The constable laughed.

They opened the door, pulled him out of the cage, and uncuffed him there on the road. Beyond the barriers was the international bridge stretching over the Rainy River to the place he had escaped.

Walk on over there and youll be in the USA, kid, said the sergeant. Thank you for visiting Canada. Dont come back.

Sig stretched, feeling the blood move back into his hands and feet. He looked back at the Canadian border fortifications. A thirty-foot-high fence ran along the riverbank. Machine guns pointed down from the towers that loomed over the barren killing zone on the other side. He could see two figures watching him through gun scopes from the nearest tower, waiting for an opportunity to ensure he would never return.
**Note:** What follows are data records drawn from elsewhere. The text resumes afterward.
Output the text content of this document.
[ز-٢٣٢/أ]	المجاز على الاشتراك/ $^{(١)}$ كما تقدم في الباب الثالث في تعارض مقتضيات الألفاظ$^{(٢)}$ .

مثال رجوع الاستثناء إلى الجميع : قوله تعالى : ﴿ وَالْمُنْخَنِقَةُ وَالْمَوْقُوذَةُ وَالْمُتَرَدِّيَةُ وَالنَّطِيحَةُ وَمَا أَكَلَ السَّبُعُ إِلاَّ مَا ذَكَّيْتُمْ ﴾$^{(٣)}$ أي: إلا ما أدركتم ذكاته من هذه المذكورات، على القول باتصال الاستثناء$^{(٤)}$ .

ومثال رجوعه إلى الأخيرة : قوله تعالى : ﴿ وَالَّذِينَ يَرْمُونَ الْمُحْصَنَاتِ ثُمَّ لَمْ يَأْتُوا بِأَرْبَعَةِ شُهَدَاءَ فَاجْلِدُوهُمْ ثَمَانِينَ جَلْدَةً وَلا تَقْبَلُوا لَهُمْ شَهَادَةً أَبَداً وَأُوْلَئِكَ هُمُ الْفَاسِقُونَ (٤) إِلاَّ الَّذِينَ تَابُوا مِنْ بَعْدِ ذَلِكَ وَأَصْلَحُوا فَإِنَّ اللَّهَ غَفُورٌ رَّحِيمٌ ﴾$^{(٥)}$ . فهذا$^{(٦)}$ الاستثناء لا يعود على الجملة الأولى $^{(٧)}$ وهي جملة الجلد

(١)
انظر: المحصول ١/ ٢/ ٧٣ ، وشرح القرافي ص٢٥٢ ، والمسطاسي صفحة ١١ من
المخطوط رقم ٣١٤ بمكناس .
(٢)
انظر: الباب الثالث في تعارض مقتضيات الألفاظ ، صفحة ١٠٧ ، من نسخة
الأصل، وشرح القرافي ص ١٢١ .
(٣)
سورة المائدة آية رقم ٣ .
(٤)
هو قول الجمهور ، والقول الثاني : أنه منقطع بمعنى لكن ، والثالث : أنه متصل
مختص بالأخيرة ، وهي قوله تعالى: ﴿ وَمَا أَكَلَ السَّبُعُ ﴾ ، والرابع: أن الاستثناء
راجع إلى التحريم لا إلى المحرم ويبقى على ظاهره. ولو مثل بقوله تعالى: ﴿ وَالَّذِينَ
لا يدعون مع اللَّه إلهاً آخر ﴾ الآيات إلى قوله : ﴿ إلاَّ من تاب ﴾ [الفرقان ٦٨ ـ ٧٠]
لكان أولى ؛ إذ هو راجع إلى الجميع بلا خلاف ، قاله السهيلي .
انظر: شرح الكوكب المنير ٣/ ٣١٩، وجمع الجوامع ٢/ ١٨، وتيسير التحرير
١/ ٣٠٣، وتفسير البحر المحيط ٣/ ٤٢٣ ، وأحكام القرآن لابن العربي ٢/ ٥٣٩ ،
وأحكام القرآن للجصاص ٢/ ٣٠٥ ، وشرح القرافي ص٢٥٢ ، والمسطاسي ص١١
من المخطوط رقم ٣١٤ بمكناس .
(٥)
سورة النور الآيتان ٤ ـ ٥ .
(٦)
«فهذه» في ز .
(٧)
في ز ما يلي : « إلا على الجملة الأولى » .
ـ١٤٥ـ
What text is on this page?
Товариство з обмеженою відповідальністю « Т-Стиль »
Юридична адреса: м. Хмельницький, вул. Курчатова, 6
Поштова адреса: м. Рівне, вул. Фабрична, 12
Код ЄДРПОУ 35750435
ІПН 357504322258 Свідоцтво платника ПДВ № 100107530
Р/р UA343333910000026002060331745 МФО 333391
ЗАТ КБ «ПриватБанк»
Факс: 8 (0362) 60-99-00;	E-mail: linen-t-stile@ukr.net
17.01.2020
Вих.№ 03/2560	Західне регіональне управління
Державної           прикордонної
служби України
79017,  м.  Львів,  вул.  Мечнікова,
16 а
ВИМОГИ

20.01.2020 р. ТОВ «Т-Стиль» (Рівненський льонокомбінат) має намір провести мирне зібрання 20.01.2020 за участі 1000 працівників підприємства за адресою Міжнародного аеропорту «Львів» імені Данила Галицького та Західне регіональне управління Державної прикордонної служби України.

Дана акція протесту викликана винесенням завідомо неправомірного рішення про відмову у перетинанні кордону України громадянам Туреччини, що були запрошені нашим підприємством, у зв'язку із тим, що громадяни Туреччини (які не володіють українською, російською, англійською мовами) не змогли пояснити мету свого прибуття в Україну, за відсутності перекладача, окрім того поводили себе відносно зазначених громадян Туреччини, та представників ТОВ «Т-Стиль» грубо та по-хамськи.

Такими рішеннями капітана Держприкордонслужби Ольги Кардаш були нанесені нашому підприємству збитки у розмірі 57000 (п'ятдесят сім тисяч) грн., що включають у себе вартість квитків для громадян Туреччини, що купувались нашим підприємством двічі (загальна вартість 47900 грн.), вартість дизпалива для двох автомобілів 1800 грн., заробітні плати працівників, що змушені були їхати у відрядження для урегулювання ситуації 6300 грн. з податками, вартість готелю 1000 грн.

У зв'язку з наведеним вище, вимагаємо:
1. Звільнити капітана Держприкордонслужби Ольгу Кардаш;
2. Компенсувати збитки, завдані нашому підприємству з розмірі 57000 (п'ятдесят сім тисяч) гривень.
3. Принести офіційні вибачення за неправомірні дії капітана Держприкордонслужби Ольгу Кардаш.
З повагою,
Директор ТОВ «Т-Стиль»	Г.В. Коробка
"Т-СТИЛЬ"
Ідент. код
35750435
Sig looked in the other direction. A military transport idled in the middle of the bridge on six fat tires, occupants hidden behind tinted windows and black armor. Behind them was an even higher fence shielding what passed for tall buildings in International Falls. The fence was decorated with big pictograms of death: by gunfire, explosives, and electricity. The wayfinding sign was closer to the bridge.

United States Borderzone

Minnesota State Line 3.4 Miles

Sig looked down at the churning river. No ice yet.

He shifted, trying to remember how far it was before the river dumped into the lake.

Step over the bridge, prisoner, said a machine voice. It looked like the transport was talking. Maybe it was. Hed heard stories. Red and white flashing lights went on across the top of the black windshield. You could see the gun barrels and camera eyes embedded in the grill.

Go on home to robotland, kid, said the sergeant. They watch from above too, you know.

Sig looked up at the sky. He heard a chopper but saw only low-flying geese, working their way south. He thought about the idea of home. It was one he had pretty much forgotten, or at least given up on. Now it just felt like the open door to a cage.